Spaces without mechanical ventilation – such as retail stores – should have their doors and windows open as often as possible, and operators should consider installing window-mounted exhaust fans.

In confined spaces, where the risk of disease transmission is high, portable air purifiers with high efficiency filters can be considered as an interim measure. These spaces include dental clinics or premises where Covid-19 patients may be present.

For naturally ventilated spaces such as cafes and dormitories, operators should keep windows and doors open at all times, with outward facing fans installed to increase air exchange. They should check other systems – including water seals in the sanitary system – to make sure there are no unwanted air leaks into occupied spaces.

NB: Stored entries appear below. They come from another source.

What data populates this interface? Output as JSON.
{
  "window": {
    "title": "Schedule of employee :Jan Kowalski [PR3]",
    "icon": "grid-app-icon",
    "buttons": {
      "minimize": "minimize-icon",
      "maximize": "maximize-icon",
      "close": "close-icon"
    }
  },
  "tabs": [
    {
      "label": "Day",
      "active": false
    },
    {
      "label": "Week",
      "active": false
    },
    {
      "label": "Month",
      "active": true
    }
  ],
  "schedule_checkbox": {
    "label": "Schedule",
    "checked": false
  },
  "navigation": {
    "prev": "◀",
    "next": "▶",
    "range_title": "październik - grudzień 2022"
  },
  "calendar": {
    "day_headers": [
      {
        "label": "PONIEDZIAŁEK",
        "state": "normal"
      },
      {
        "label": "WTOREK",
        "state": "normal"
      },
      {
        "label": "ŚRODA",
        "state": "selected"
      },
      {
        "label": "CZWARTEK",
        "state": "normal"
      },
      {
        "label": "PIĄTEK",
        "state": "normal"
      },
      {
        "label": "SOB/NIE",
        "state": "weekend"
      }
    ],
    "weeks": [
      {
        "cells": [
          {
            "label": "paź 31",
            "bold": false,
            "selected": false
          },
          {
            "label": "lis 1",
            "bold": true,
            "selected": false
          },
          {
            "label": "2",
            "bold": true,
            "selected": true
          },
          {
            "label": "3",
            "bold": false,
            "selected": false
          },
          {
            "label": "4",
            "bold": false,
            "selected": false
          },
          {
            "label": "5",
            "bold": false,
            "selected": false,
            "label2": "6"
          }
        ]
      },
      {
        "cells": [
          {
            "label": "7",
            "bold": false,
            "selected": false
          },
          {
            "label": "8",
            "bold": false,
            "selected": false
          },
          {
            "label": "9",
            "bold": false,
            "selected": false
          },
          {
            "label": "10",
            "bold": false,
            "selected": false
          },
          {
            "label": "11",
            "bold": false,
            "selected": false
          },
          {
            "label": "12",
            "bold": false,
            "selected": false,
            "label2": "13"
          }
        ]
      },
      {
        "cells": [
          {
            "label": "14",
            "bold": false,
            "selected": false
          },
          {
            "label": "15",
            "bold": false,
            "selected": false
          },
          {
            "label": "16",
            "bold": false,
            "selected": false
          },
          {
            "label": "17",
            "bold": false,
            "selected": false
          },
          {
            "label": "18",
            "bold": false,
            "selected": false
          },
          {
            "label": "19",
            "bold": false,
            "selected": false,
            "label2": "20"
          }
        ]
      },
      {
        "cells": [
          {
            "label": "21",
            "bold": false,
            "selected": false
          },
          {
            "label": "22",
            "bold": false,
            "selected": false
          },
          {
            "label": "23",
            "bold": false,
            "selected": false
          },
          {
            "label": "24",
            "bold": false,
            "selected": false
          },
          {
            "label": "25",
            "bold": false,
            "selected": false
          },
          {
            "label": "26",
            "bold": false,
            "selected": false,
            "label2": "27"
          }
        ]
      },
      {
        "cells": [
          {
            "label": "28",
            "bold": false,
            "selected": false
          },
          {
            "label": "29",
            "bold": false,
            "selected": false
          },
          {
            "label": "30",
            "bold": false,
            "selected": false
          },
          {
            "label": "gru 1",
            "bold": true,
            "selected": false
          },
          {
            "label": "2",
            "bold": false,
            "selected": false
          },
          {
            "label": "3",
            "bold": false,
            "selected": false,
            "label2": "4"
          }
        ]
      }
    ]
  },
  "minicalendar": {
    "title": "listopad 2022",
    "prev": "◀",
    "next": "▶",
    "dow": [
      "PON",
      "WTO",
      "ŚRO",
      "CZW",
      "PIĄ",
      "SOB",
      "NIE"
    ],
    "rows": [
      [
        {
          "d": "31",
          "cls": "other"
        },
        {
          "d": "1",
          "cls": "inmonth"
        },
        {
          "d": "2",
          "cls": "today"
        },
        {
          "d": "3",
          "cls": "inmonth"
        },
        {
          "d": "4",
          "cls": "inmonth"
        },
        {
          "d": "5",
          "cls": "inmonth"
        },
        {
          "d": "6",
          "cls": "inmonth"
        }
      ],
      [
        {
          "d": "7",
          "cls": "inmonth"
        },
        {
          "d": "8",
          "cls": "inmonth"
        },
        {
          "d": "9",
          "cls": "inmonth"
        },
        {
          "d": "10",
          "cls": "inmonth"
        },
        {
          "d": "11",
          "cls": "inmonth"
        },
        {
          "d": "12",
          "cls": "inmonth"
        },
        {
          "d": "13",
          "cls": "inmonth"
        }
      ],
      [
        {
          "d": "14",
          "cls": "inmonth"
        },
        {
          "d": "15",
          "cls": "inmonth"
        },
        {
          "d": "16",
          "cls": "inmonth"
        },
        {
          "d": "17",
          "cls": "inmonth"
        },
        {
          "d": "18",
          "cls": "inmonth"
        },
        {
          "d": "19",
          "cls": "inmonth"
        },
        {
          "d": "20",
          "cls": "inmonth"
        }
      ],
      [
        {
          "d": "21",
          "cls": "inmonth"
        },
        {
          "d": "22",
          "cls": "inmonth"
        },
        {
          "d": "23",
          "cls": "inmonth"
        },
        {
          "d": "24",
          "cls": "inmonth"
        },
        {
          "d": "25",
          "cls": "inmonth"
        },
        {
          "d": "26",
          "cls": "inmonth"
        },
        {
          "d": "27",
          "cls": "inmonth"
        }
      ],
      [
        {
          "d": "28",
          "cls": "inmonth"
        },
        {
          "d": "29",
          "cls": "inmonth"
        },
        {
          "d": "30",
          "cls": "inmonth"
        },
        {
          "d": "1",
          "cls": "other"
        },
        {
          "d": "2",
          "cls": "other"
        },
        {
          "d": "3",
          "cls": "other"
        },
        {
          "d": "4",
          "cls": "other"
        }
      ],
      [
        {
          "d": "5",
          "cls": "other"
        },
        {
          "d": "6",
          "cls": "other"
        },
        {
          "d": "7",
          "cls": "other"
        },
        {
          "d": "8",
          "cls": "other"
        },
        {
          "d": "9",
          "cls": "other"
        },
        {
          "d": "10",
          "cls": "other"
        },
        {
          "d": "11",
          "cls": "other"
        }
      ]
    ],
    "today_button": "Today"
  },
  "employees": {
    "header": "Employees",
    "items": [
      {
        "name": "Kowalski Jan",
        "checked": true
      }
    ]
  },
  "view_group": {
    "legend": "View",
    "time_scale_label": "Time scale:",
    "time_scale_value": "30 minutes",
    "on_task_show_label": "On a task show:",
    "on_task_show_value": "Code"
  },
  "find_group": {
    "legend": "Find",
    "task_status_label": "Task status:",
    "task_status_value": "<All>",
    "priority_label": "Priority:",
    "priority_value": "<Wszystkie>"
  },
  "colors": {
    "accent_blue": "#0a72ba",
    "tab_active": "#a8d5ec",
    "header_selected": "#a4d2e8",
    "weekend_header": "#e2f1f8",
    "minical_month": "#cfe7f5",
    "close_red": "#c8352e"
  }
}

These measures should not exist in isolation, authorities said. High contact points should be disinfected regularly and building occupants should always observe safe distance measures and wear masks.

Public buses and trains are well ventilated, according to a study conducted last year by the Agency for Science, Technology and Research.

The study found that air in trains is exchanged every six minutes through ventilation systems and as doors open and close at each station. On buses, fresh air enters when the doors open and close. Buses are also ventilated at interchanges when their doors are left open.

“Ventilation systems, combined with intensified cleaning and disinfection regimes – along with commuters ‘adherence to the strict discipline of wearing effective masks and not talking – will minimize commuters’ exposure to the virus,” the authorities said.